A little more reading now I understand what the route-map is doing. But in my case the next-hop IS the target IP address that is being monitored (one link is dedicated frame-relay and the other is a vpn) is it OK to use that for the next-hop? I'll try.

Hi again,

In answer to your first question, setting the source-interface to fa2/0 simply changes the source IP of the packet - it will still get routed out of the best interface for that route.

Now, I would advise that you monitor an address within the core of your network at the other site. That helps to detect failures that are further downstream of the link. It is quite possible that the link stays up but a link downstream of it fails and the static route will stay up.

If you are tracking two routes, do the following:

- monitor two different IP addresses for the two tracked objects

- use the same local-policy but tweak the route-map so that the next-hop is set based on which address is being pinged.

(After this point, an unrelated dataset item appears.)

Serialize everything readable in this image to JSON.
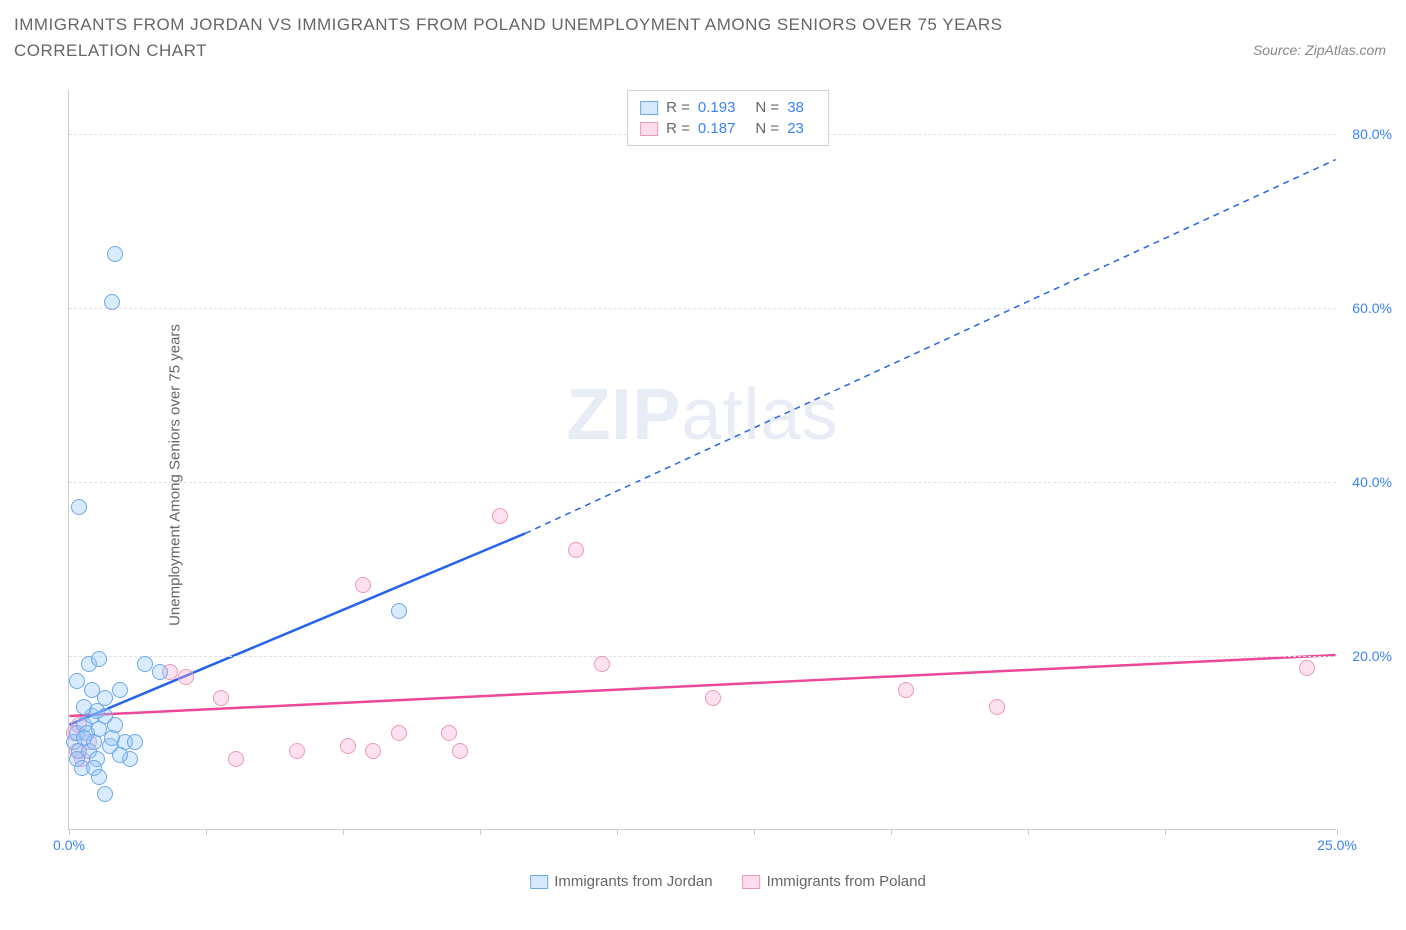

This will allow you to send the pings over the two different links based on where they are going

Hope that helps - pls rate the post if it does.

Paresh

Yup,

That's exactly what I did, and it tested successfully.

Just to clarify:

The address I am monitoring is the core on the far side. It's just that there are no stops (that are layer 3 ip) in between on the frame network.

thanks,

Well, if that is the case, then that address should do just as well for monitoring purposes as anything else.

Glad to see you got it all working.

Paresh

Once again, thank you so much for all of the help, you have been very helpful. Do you know of any solutions that will do the object tracking automatically? I came across the GLBP protocol on cisco's site, but I don't know that this applies to my situation.